Geometry by Construction

Object Creation and Problem-solving in Euclidean and Non-Euclidean Geometries

by Michael McDaniel



College geometry students, professors interested in undergraduate research and secondary geometry teachers will find three rich environments in this textbook. The first chapter contains many of the standards of Euclidean college geometry. The second and third chapters introduce non-Euclidean models where some Euclidean rules hold and others do not. With emphases on constructions and proofs, the reader is encouraged to create the objects under investigation and verify the results with reasoning. Since both models of “bent” spaces exist in Euclidean geometry, the reader gains facility with Euclidean moves through the whole book, even while exploring non-Euclidean spaces. The book itself is meant to be unpacked, expanded and taken further, just like the problems it contains.

Geometry by Construction challenges its readers to participate in the creation of mathematics. The questions span the spectrum from easy to newly-published research and so are appropriate for a variety of students and teachers.
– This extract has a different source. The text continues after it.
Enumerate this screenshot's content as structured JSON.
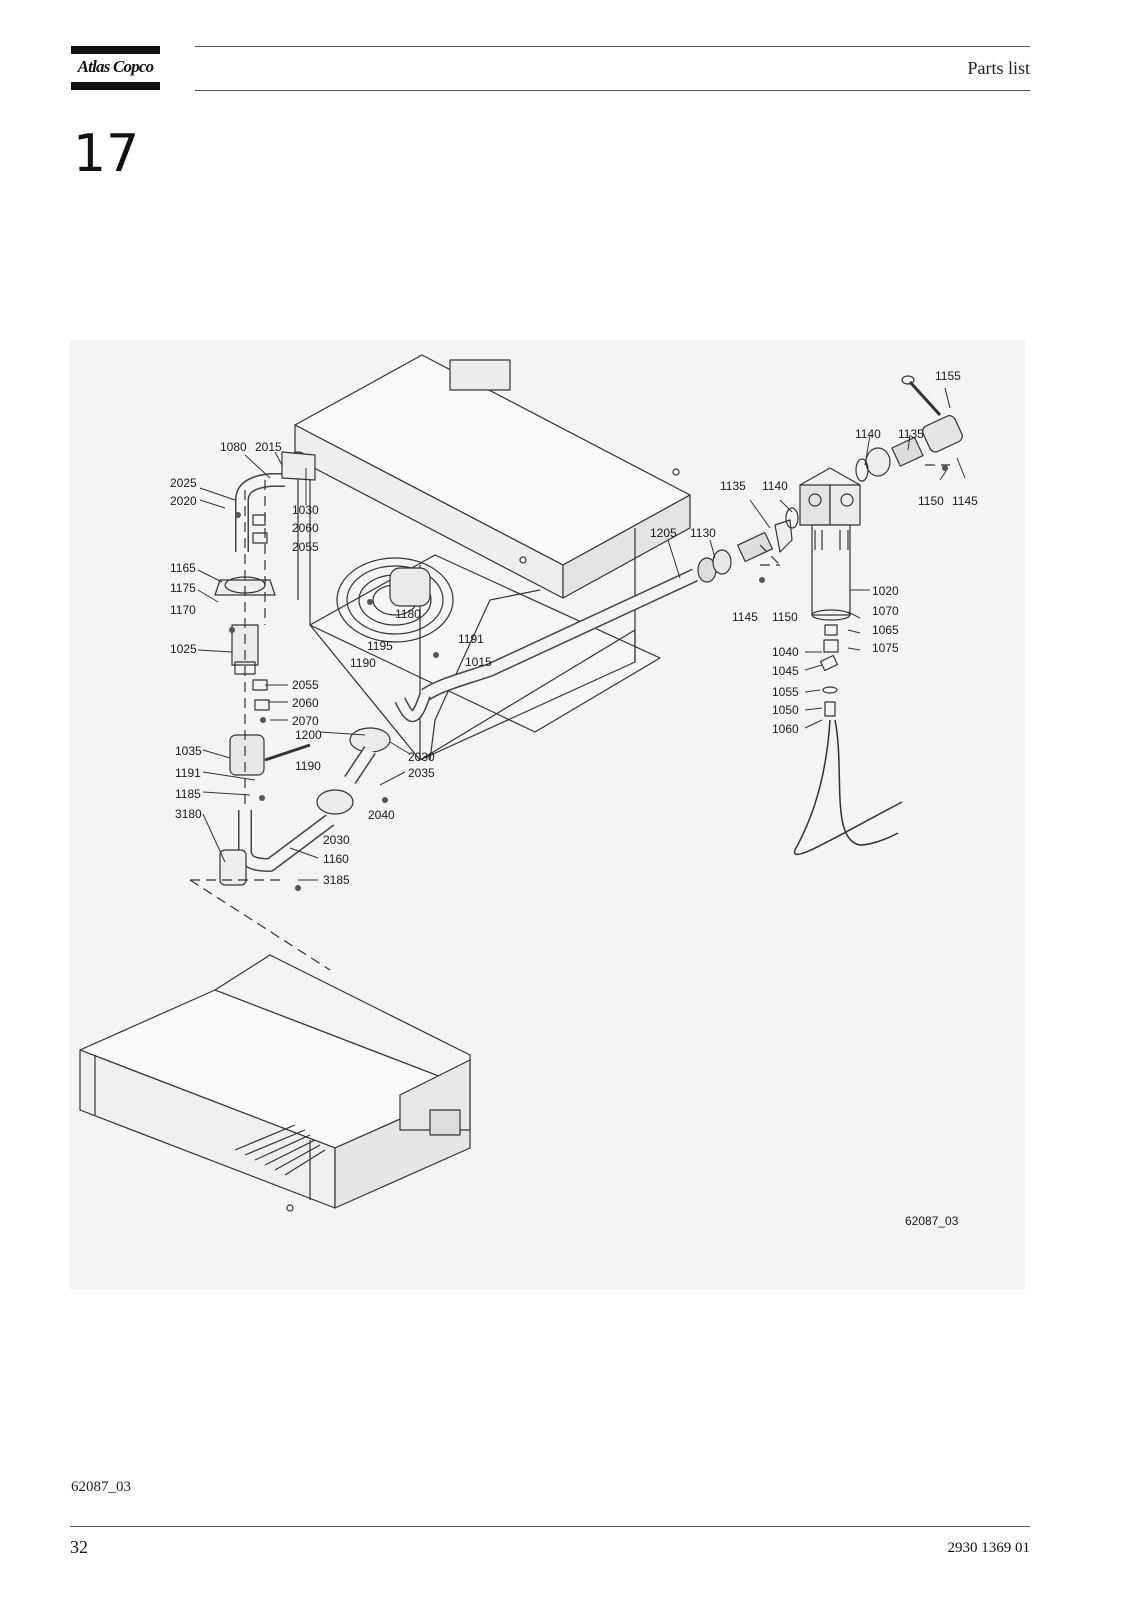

From differentiation in a high school course through college classes and into summer research, any interested geometer will find compelling material.

Teachers and professors might especially appreciate the way constructions provide open-ended questions which resist internet searches for solutions. College students should find the five refereed results from undergraduates like themselves encouraging. The active reader joins the mathematical tradition of a laboratory being a notebook plus a compass and ruler (or a dynamic geometry program on a computer.) New ideas await exploration and here are examples!

About The Author

Michael McDaniel has won teaching awards at his schools in the USVI, New Jersey and Michigan. He earned his Ph.D. in 1997 at the George Washington University and has been at Aquinas College since 1998. During his first sabbatical, he picked up some non-Euclidean construction skills and creating the objects of his college geometry course has become his favorite pastime. He has become a hyperbolic and elliptic tour guide, pushing students to explore landscapes both familiar and unusual. The Mohler-Thompson Research Fund provided the opportunity to take some students beyond tourism into full-time residency in bent spaces.